The problem is almost certainly caused by defective ram given the memtest result you showed. As for why it seemed like it was fixed, it is possible that the ram only misbehaves when it is for example above a certain temperature. When reseating your ram it may have had a chance to cool down just enough to work for a bit.

skibon02 commented 2 days ago

I can confirm another instance of such behaviour. It was also unpredictable, getting SEGFAULT and sometimes SIGILL on random dependencies during build. I tried switching to windows and it was working fine, all 5-10 clean rebuilds finished successfully.
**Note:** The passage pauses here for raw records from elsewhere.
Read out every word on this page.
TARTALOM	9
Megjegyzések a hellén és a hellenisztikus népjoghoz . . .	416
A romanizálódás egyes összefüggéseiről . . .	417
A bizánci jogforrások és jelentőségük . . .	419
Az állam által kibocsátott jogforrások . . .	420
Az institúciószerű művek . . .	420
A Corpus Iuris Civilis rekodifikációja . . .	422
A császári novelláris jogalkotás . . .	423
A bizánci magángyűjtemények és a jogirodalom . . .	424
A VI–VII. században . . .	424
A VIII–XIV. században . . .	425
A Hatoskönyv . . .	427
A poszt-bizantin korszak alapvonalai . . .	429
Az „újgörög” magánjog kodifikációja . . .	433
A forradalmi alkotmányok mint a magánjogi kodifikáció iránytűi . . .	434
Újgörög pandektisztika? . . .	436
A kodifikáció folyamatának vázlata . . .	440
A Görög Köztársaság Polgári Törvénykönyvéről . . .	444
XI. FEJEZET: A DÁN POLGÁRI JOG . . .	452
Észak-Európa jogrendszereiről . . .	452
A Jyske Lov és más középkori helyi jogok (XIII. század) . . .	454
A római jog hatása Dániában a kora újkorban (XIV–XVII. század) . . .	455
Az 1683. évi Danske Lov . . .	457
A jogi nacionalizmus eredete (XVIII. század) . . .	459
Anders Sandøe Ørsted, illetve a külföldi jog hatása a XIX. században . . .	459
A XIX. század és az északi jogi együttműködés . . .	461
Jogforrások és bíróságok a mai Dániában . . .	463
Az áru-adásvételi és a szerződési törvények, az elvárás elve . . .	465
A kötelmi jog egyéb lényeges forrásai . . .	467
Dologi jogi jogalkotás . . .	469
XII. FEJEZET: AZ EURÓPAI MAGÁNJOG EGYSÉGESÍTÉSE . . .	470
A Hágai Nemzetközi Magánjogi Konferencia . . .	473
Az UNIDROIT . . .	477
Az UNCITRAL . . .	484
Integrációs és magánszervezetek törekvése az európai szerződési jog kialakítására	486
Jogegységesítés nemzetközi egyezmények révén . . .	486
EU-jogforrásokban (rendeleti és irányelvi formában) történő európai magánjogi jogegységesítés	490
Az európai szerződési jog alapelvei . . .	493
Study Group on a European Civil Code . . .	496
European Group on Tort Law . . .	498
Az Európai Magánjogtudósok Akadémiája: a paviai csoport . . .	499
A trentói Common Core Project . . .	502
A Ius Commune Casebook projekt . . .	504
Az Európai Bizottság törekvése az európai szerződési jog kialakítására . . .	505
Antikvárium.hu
Then, i ran memtest a few times which did not show any issues with RAM.

Finally, i've switched back to linux, and it was no longer failing to build project. It was about 2 weeks ago on a stable rust version.

Some observations: 1) non-clean rebuild was almost never failing. 2) clean rebuild was wailing with probability about 90% 3) some unexpected crashes were frequently happening on this hardware, mostly in games while GPU is loaded.

CPU: Intel i5-12400F

saethlin commented 2 days ago

I'm closing this because I believe the problem reported here has been diagnosed as defective hardware, based on the memtest failure above.